Tomb Raider, ton univers impitoyable

POURQUOI C’EST CULTE?
Pas la peine de tourner autour du pot : 1996 est l’année Lara Croft. Le premier Tomb Raider est un carton planétaire et son héroïne fait la une de la plupart des magazines, une exposition médiatique jamais vue pour un personnage virtuel. Hors contexte, cet engouement peut étonner : Lara n'est au fond qu'un héritage de l’imagerie "so 80’s" de Russ Meyer avec les clichés habituels : poitrine siliconée, gros flingues, micro short et débardeur XXS (tenue idéale pour explorer les recoins les plus inhospitaliers du monde).


En vérité, Lara doit beaucoup à son statut de pionnière. Il s’agit du premier personnage immédiatement identifiable comme féminin (par opposition à Samus en armure dans la série Metroid) à occuper le rôle principal dans un jeu à succès. Un rôle qu’elle assume pleinement et pas juste en alternative à un héros masculin (cf. Alone In The Dark, Resident Evil…). Lara Croft EST Tomb Raider!

Le jeu n’est pas en reste, avec ses niveaux gigantesques truffés de pièges et de secrets, il offre des sensations à la Indiana Jones assez inédites pour l’époque. Le côté "seule contre tous" fait beaucoup pour l’immersion, avec du génie dans la mise en scène du danger comme cet énorme T-Rex qui annonce son arrivée en faisant trembler la terre. Effet garanti!


On meurt souvent dans Tomb Raider, toutes les occasions sont bonnes pour s’écraser lamentablement au fond d’un trou! La caméra part en vrille pendant un combat? GAME OVER! Il vous manque un pixel pour atteindre une corniche? GAME OVER! Un rocher géant déboule de nulle part? GAME OVER!!!!

Le gameplay est d’ailleurs assez unique en son genre puisqu’il faut utiliser les cubes qui constituent le décor comme unité de mesure. Lara peut sauter sans élan vers une plate forme située à un cube de distance, mais si cette distance est de deux cubes, il faudra l’équivalent d’un cube d’élan… Une usine à gaz qui donne l’impression de lutter davantage contre la manette que face aux menaces présentes à l’écran.


Détail important : sur Psone, le jeu rajoute une couche de sadisme avec la nécessité de trouver des cristaux à usage unique pour sauvegarder.
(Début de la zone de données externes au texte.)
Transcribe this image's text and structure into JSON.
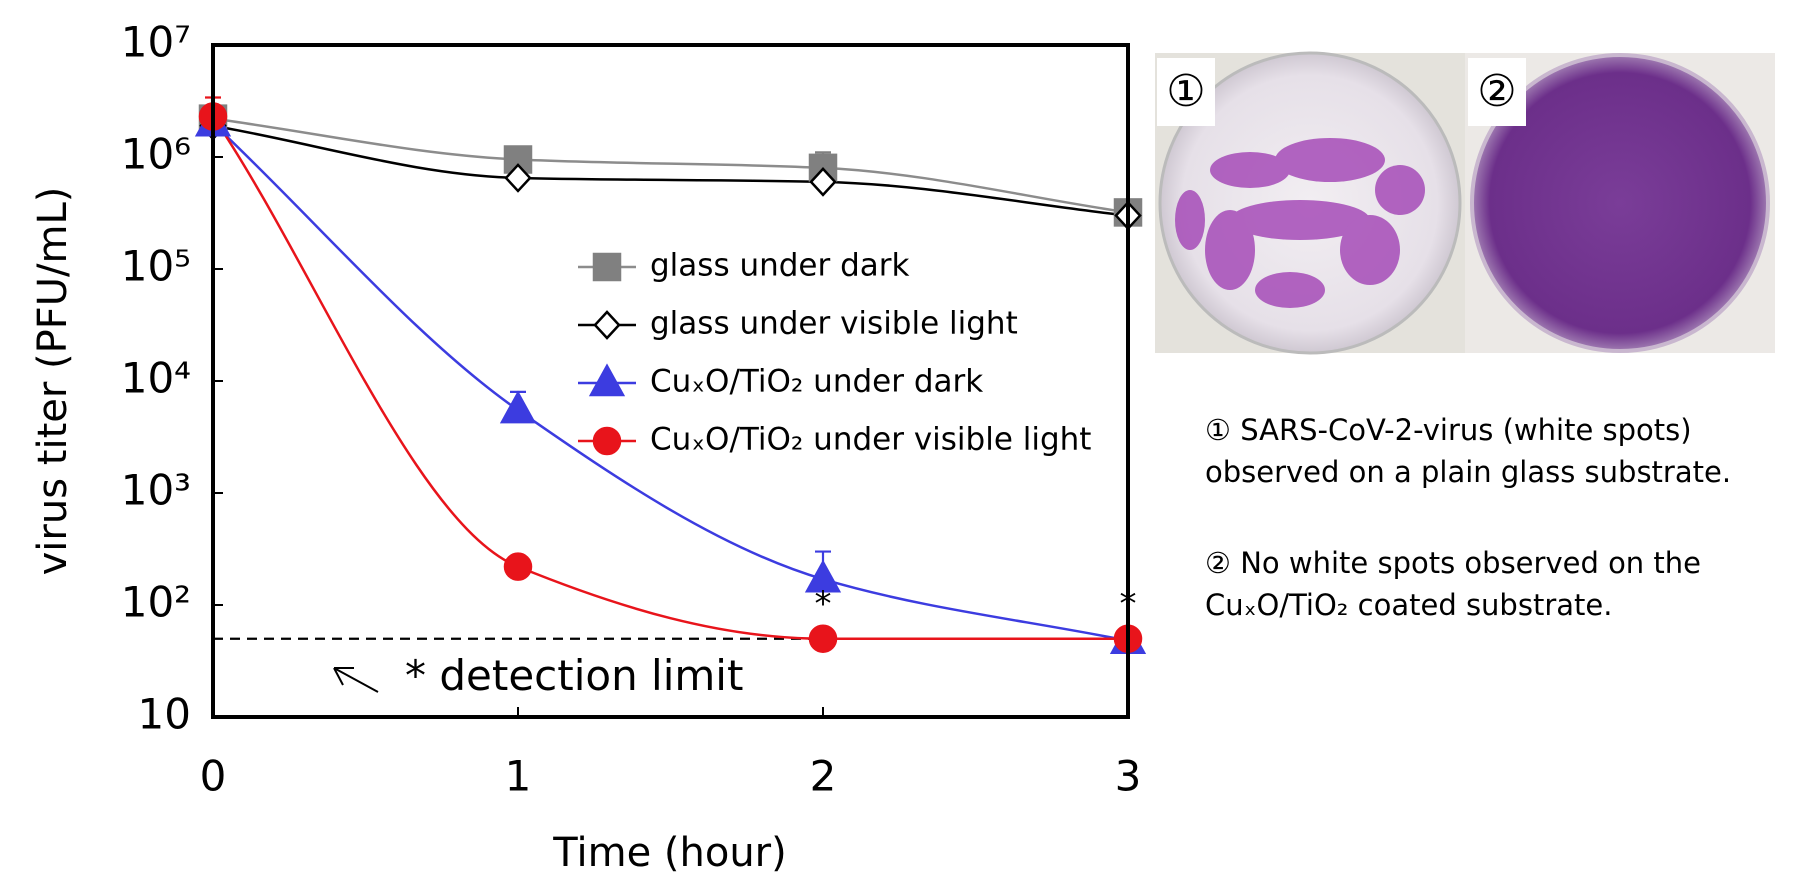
{
  "chart_data": {
    "type": "line",
    "x_label": "Time (hour)",
    "y_label": "virus titer (PFU/mL)",
    "x": [
      0,
      1,
      2,
      3
    ],
    "xlim": [
      0,
      3
    ],
    "xticks": [
      0,
      1,
      2,
      3
    ],
    "ylim": [
      10,
      10000000
    ],
    "yticks": [
      10,
      {
        "value": 100,
        "label": "10²"
      },
      {
        "value": 1000,
        "label": "10³"
      },
      {
        "value": 10000,
        "label": "10⁴"
      },
      {
        "value": 100000,
        "label": "10⁵"
      },
      {
        "value": 1000000,
        "label": "10⁶"
      },
      {
        "value": 10000000,
        "label": "10⁷"
      }
    ],
    "log_y": true,
    "grid": false,
    "series": [
      {
        "name": "glass under dark",
        "color": "#808080",
        "marker": "square",
        "values": [
          2200000,
          950000,
          800000,
          320000
        ],
        "errors": [
          null,
          null,
          300000,
          null
        ]
      },
      {
        "name": "glass under visible light",
        "color": "#000000",
        "marker": "diamond",
        "values": [
          1900000,
          650000,
          600000,
          300000
        ],
        "errors": [
          null,
          null,
          null,
          null
        ]
      },
      {
        "name": "CuₓO/TiO₂ under dark",
        "color": "#3c3ce0",
        "marker": "triangle",
        "values": [
          2000000,
          5500,
          170,
          48
        ],
        "errors": [
          null,
          2500,
          130,
          null
        ]
      },
      {
        "name": "CuₓO/TiO₂ under visible light",
        "color": "#e8141b",
        "marker": "circle",
        "values": [
          2300000,
          220,
          50,
          50
        ],
        "errors": [
          1100000,
          null,
          null,
          null
        ]
      }
    ],
    "detection_limit": 50,
    "detection_limit_label": "* detection limit",
    "significance_markers": [
      {
        "x": 2,
        "text": "*"
      },
      {
        "x": 3,
        "text": "*"
      }
    ]
  },
  "photos": [
    {
      "label": "①"
    },
    {
      "label": "②"
    }
  ],
  "captions": [
    [
      "① SARS-CoV-2-virus (white spots)",
      "observed on a plain glass substrate."
    ],
    [
      "② No white spots observed on the",
      "CuₓO/TiO₂ coated substrate."
    ]
  ]
}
Une contrainte technique sans doute liée à la carte mémoire de la console, mais difficilement justifiable dans un jeu aussi dur… d’autant que la version PC permet de sauver n’importe quand!

Tomb Raider a certainement péché par excès d’ambition. Trop grand, trop complexe, trop exigeant… la comparaison est rude avec un Super Mario 64 paru la même année qui permet d’évoluer librement dans un univers 3D grâce au stick analogique de la Nintendo 64. Il faudra attendre l’année suivante pour que la DualShock offre les mêmes sensations sur la console de Sony.
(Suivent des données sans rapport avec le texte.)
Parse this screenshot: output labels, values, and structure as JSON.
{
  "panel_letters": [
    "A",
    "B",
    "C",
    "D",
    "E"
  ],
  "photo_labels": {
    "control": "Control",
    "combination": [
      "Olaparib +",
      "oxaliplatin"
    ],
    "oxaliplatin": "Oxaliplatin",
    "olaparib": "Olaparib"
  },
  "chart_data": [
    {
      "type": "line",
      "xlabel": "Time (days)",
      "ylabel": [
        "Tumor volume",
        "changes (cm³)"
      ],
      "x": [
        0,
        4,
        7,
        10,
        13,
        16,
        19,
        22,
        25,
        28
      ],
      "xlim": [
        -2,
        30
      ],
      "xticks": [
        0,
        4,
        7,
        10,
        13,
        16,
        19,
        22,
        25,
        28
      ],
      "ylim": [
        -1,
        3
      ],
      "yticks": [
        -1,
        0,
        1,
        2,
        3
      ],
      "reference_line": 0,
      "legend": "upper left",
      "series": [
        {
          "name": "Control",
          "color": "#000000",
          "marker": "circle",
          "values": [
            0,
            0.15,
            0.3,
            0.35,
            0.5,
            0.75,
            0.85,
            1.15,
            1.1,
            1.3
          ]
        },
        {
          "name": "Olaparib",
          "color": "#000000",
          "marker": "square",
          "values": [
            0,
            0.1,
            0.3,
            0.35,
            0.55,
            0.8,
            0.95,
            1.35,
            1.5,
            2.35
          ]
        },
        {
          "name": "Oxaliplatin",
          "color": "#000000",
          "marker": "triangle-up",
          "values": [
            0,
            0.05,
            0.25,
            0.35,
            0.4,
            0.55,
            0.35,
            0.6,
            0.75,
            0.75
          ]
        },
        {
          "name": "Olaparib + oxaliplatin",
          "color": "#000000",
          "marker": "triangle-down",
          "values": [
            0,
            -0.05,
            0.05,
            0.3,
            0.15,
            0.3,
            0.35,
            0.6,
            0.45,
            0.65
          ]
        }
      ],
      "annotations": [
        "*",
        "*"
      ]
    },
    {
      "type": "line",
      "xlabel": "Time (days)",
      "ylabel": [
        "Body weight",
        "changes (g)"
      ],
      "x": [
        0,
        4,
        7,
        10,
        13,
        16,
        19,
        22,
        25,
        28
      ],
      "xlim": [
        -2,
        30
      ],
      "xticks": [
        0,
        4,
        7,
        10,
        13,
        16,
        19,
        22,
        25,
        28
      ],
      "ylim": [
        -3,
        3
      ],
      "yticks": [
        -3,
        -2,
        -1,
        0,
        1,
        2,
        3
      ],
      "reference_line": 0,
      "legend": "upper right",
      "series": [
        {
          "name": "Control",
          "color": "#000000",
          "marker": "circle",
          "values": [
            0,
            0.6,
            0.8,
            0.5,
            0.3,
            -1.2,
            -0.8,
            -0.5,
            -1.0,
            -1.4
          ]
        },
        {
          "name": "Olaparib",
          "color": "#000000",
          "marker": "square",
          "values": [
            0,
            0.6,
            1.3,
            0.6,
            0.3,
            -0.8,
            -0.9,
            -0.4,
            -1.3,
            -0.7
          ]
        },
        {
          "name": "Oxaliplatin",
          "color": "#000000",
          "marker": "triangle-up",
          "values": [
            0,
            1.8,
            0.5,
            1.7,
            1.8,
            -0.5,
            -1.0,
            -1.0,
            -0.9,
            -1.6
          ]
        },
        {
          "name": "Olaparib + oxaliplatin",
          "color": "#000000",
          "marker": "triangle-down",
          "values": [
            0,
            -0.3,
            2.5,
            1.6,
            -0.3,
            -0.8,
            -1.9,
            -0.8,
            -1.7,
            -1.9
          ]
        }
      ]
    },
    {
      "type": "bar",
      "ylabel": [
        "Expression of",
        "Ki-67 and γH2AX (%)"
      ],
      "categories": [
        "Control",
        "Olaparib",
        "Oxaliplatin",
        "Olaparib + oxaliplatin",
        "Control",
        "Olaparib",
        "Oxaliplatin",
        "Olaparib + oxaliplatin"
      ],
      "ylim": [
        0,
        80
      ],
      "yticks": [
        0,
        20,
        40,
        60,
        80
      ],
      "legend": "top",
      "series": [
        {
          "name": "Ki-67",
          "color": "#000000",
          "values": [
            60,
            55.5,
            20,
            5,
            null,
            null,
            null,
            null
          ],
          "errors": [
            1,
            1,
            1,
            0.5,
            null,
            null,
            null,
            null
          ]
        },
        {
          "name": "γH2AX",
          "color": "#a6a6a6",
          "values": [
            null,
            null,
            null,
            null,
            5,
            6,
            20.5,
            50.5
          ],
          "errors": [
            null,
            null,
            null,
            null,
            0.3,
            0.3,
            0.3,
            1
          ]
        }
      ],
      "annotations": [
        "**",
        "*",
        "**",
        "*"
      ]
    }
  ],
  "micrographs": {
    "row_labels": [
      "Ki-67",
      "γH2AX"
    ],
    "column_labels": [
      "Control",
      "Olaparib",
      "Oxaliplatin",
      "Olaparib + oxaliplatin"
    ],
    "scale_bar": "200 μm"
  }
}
COMMENT Y JOUER AUJOURD’HUI?
- Sur la plupart des périphériques Android ou IOS pour 1€/1,99€, manette Bluetooth obligatoire!
- Sur le PSN pour 5,99€ dans un portage fidèle (et à s’arracher les cheveux) de la version Psone.
- Sur Steam pour 6,99€, attention car il s’agit d’une émulation Dosbox. À vous de voir si vous acceptez de payer pour ça…
- De façon plus confortable avec le remake de 2007 Tomb Raider Anniversary qui donne un bon coup de polish tout en préservant l’esprit du jeu original.

POTENTIEL DE REJOUABILITÉ : 3/10 pour l’original - 7/10 pour le remake
Si le Tomb Raider de 1996 reste une madeleine de Proust pour toute une génération de joueurs, il est objectivement injouable avec ses contrôles façon "tank" et ses sauts à calculer au pixel près. On passe le plus clair de son temps à positionner Lara correctement pour ne pas crever à chaque saut… Quel contraste avec les épisodes récents où tout est automatisé! Vous avez déjà essayé de rater volontairement un saut dans Rise Of The Tomb Raider? C’est encore plus difficile que d’en réussir un dans le premier épisode.

Tomb Raider Anniversary est un bon compromis entre ces deux formules. L’ambiance est là, le déroulé de l’histoire est respecté, mais avec des contrôles enfin accessibles à un être humain normal. Il y a bien quelques QTE énervants dans les combats contre les boss (le mal du jeu vidéo moderne), mais c’est bien le seul reproche à faire à cet excellent remake.